Pioneiro no monitoramento e prevenção de incêndios florestais no Cerrado por meio da inteligência artificial (IA), o Governo do Distrito Federal (GDF) investe em tecnologias para preservar áreas do bioma com a maior biodiversidade do mundo. A parceria com pesquisadores resultou na criação de um sistema de reconhecimento de imagens aéreas para a detecção precoce de fogo ativo ou fumaça.
“Com o investimento do Fundo de Apoio à Pesquisa do Distrito Federal [FAPDF], estamos aplicando tecnologia de ponta para fortalecer o trabalho essencial do nosso Corpo de Bombeiros. O Governo do Distrito Federal está comprometido com a preservação do Cerrado, incentivando pesquisas que resultam em avanços contínuos e significativos para a nossa população”, destaca a vice-governadora do DF, Celina Leão.
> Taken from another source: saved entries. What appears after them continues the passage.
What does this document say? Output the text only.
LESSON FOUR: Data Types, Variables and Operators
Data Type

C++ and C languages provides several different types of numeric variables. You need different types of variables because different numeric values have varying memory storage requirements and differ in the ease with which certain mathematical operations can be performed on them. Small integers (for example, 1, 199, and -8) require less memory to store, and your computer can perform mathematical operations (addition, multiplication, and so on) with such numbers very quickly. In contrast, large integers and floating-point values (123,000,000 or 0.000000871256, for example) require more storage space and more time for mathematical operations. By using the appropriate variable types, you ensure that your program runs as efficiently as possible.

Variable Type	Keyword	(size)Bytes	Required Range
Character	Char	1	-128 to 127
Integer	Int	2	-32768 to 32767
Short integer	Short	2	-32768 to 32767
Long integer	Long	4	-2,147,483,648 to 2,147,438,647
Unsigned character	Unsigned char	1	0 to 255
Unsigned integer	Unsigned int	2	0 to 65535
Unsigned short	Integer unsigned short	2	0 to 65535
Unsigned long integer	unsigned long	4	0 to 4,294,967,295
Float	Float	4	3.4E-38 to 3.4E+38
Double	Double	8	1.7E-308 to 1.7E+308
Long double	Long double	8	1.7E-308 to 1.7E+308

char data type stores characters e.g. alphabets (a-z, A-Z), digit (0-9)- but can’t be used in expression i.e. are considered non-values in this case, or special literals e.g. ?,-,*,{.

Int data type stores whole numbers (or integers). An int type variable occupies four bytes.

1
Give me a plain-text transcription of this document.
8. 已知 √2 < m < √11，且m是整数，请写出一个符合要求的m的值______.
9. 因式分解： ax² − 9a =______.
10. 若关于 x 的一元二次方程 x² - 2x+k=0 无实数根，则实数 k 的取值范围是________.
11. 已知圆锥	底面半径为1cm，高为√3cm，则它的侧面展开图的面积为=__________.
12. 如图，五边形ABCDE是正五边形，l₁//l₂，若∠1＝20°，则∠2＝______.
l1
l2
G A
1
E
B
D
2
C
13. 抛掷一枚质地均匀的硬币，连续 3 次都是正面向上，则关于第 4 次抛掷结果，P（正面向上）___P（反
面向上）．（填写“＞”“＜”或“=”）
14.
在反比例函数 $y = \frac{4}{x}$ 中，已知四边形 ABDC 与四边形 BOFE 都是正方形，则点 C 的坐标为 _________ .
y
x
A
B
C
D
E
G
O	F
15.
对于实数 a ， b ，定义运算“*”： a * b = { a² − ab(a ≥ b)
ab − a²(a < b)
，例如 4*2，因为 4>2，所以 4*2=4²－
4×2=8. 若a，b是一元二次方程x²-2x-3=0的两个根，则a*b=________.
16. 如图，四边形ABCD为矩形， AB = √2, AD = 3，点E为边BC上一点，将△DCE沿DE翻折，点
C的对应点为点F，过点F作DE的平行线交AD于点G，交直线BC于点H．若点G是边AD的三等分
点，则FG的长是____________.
Um trabalho que antes era realizado apenas por imagens de satélite e rondas presenciais hoje conta com o reforço da tecnologia para evitar grandes incêndios nas áreas de Cerrado do DF. De acordo com a coordenadora do Plano de Prevenção e Combate a Incêndios Florestais (Ppcif) da Secretaria do Meio Ambiente e Proteção Animal (Sema), Carolina Schubart, é muito mais benéfico para o estado investir em tecnologias de prevenção.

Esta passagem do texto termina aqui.